The first part is correct, but x1 and x2 change with time, so why did you get that the time derivative of ½ k |x1 ? x2|^2 is zero?

 

[Ron_Gis]

The first part is correct, but x1 and x2 change with time, so why did you get that the time derivative of ½ k |x1 ? x2|^2 is zero?

Hello krab,

you are right again. The first derivative is given by

m a1 dot v1 + m a2 dot v2 + k (x1 – x2) dot (v1 – v2)

and this expression is equal to zero.

Nevertheless, the dot product is a scalar and I have to find an expression for the accelerations, which are vectors. I think that this is not possible, simply by rearranging this equation. Would you be kind enough to give me another hint.

Regards Ron

 

[krab]

The first derivative is given by

m a1 dot v1 + m a2 dot v2 + k (x1 ? x2) dot (v1 ? v2)

and this expression is equal to zero.

Nevertheless, the dot product is a scalar and I have to find an expression for the accelerations, which are vectors. I think that this is not possible, simply by rearranging this equation. Would you be kind enough to give me another hint.

Regards Ron

You are right. You cannot get it from just this equation. Are you allowed to use the fact that in this isolated system, total momentum is conserved? If so then v1+v2=constant, so a1=-a2 and the result follows.
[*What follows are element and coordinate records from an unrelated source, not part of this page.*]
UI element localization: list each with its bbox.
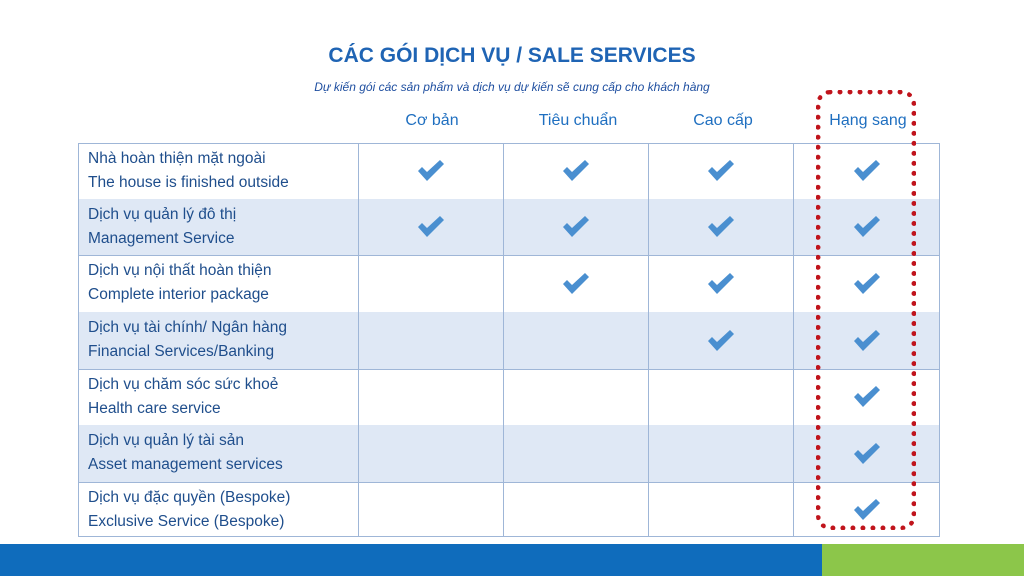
service-name-vi: Dịch vụ quản lý tài sản [88,432,244,449]
package-cell [504,369,649,425]
checkmark-icon [561,160,591,182]
service-name-vi: Dịch vụ chăm sóc sức khoẻ [88,376,279,393]
table-row [78,255,940,312]
package-cell [359,199,504,255]
service-label [78,255,358,307]
package-cell [359,369,504,425]
package-cell [649,369,794,425]
service-label [78,312,358,364]
checkmark-icon [416,160,446,182]
package-cell [649,255,794,312]
service-name-vi: Dịch vụ tài chính/ Ngân hàng [88,319,288,336]
table-row [78,143,940,199]
package-cell [504,199,649,255]
service-label [78,425,358,477]
service-label-cell [78,143,359,199]
service-name-vi: Nhà hoàn thiện mặt ngoài [88,150,266,167]
service-name-en: Complete interior package [88,286,269,304]
table-row [78,482,940,537]
service-label-cell [78,369,359,425]
footer-bar-blue [0,544,822,576]
checkmark-icon [706,273,736,295]
package-cell [359,143,504,199]
package-cell [359,482,504,537]
checkmark-icon [561,273,591,295]
service-label [78,482,358,534]
service-name-en: The house is finished outside [88,174,289,192]
column-header-1: Cơ bản [405,112,459,129]
package-cell [649,482,794,537]
package-cell [504,482,649,537]
service-label [78,199,358,251]
package-cell [649,143,794,199]
checkmark-icon [561,216,591,238]
service-label-cell [78,482,359,537]
service-name-en: Exclusive Service (Bespoke) [88,513,285,531]
package-cell [359,255,504,312]
table-row [78,199,940,255]
service-label-cell [78,255,359,312]
checkmark-icon [416,216,446,238]
service-name-vi: Dịch vụ nội thất hoàn thiện [88,262,272,279]
package-cell [504,143,649,199]
table-row [78,425,940,482]
checkmark-icon [706,330,736,352]
column-header-4: Hạng sang [829,112,907,129]
footer-bar-green [822,544,1024,576]
page-subtitle: Dự kiến gói các sản phẩm và dịch vụ dự kiến sẽ cung cấp cho khách hàng [314,80,710,94]
column-header-2: Tiêu chuẩn [538,112,618,129]
package-cell [504,312,649,369]
checkmark-icon [706,160,736,182]
package-cell [649,425,794,482]
package-cell [504,425,649,482]
service-label-cell [78,199,359,255]
package-cell [649,199,794,255]
service-label-cell [78,312,359,369]
service-name-en: Financial Services/Banking [88,343,275,361]
service-name-vi: Dịch vụ đặc quyền (Bespoke) [88,489,291,506]
page-title: CÁC GÓI DỊCH VỤ / SALE SERVICES [328,44,696,67]
package-cell [504,255,649,312]
service-name-en: Health care service [88,400,221,418]
package-cell [359,312,504,369]
service-name-en: Asset management services [88,456,283,474]
premium-column-highlight [816,90,916,530]
column-header-3: Cao cấp [693,112,753,129]
service-label-cell [78,425,359,482]
checkmark-icon [706,216,736,238]
package-cell [649,312,794,369]
service-label [78,143,358,195]
service-name-en: Management Service [88,230,235,248]
table-row [78,312,940,369]
table-row [78,369,940,425]
package-cell [359,425,504,482]
service-name-vi: Dịch vụ quản lý đô thị [88,206,237,223]
service-label [78,369,358,421]
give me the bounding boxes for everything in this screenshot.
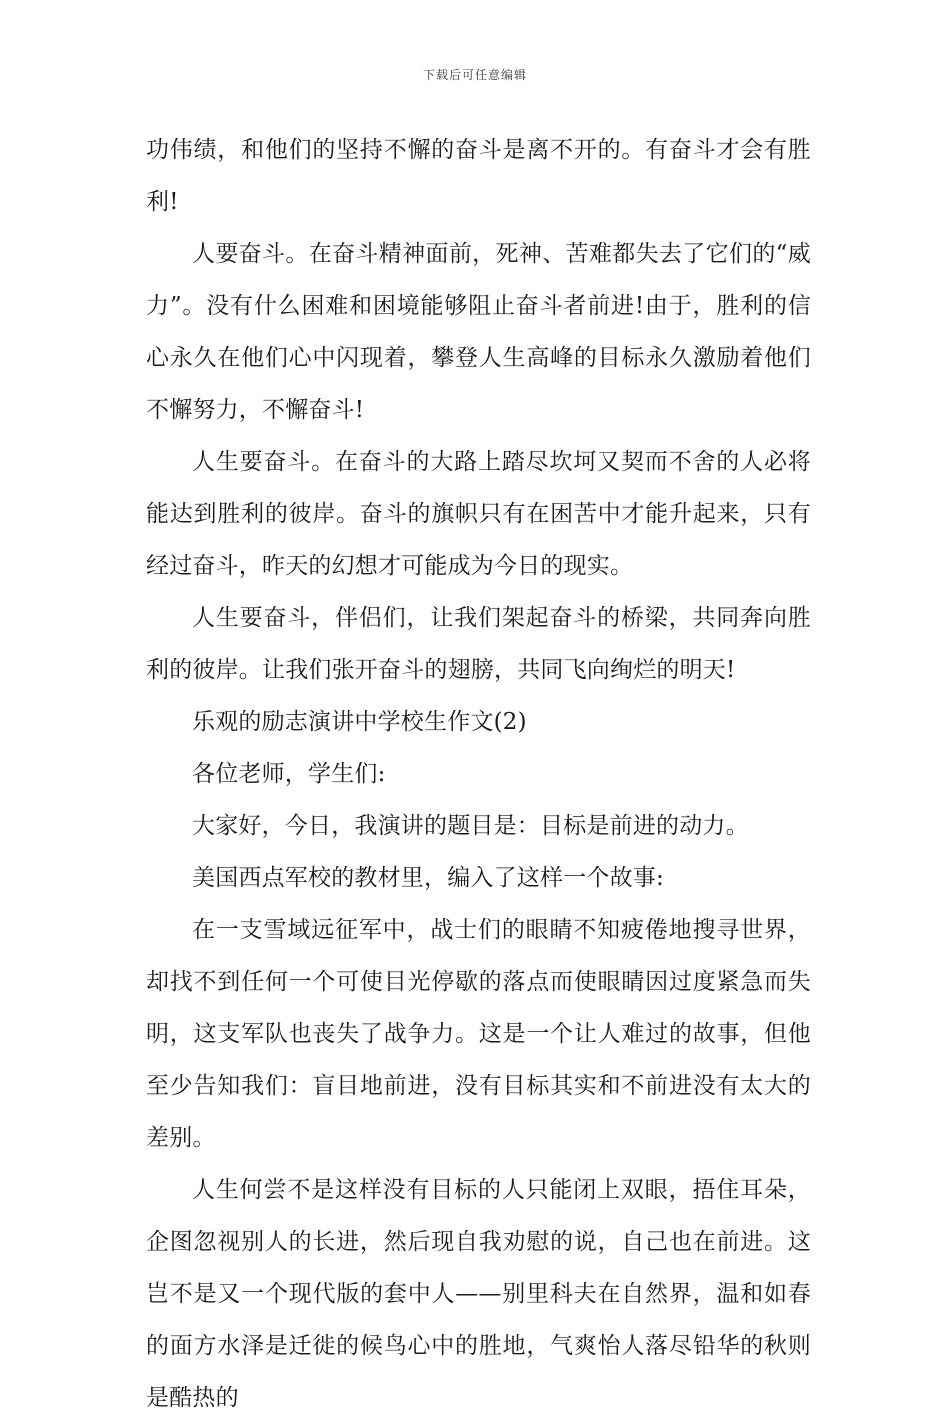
paragraph-3: 人生要奋斗。在奋斗的大路上踏尽坎坷又契而不舍的人必将能达到胜利的彼岸。奋斗的旗帜只有在困苦中才能升起来，只有经过奋斗，昨天的幻想才可能成为今日的现实。 <box>146 449 811 579</box>
paragraph-2: 人要奋斗。在奋斗精神面前，死神、苦难都失去了它们的“威力”。没有什么困难和困境能够阻止奋斗者前进!由于，胜利的信心永久在他们心中闪现着，攀登人生高峰的目标永久激励着他们不懈努力，不懈奋斗! <box>146 241 811 423</box>
paragraph-story: 在一支雪域远征军中，战士们的眼睛不知疲倦地搜寻世界，却找不到任何一个可使目光停歇的落点而使眼睛因过度紧急而失明，这支军队也丧失了战争力。这是一个让人难过的故事，但他至少告知我们：盲目地前进，没有目标其实和不前进没有太大的差别。 <box>146 917 811 1151</box>
paragraph-intro: 美国西点军校的教材里，编入了这样一个故事: <box>192 865 664 891</box>
paragraph-reflection: 人生何尝不是这样没有目标的人只能闭上双眼，捂住耳朵，企图忽视别人的长进，然后现自我劝慰的说，自己也在前进。这岂不是又一个现代版的套中人——别里科夫在自然界，温和如春的面方水泽是迁徙的候鸟心中的胜地，气爽怡人落尽铅华的秋则是酷热的 <box>146 1177 811 1411</box>
paragraph-4: 人生要奋斗，伴侣们，让我们架起奋斗的桥梁，共同奔向胜利的彼岸。让我们张开奋斗的翅膀，共同飞向绚烂的明天! <box>146 605 811 683</box>
paragraph-1: 功伟绩，和他们的坚持不懈的奋斗是离不开的。有奋斗才会有胜利! <box>146 137 811 215</box>
section-title: 乐观的励志演讲中学校生作文(2) <box>192 709 527 735</box>
page-header: 下载后可任意编辑 <box>422 68 527 82</box>
paragraph-greeting: 大家好，今日，我演讲的题目是：目标是前进的动力。 <box>192 813 749 839</box>
salutation: 各位老师，学生们: <box>192 761 386 787</box>
document-body <box>146 124 811 1424</box>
Alternatively, go back to the beginning and use a "virtual displacement". Pretend that you move say particle 1 by a vector dx1. Use the energy equation to calculate the difference in energy this displaced system would have. From the definition of work, you know that this energy difference is F1 dot dx1.

 

[Ron_Gis]

Hello krab,

I think that I have found the correct solution. Thank you for your help.

Regards Ron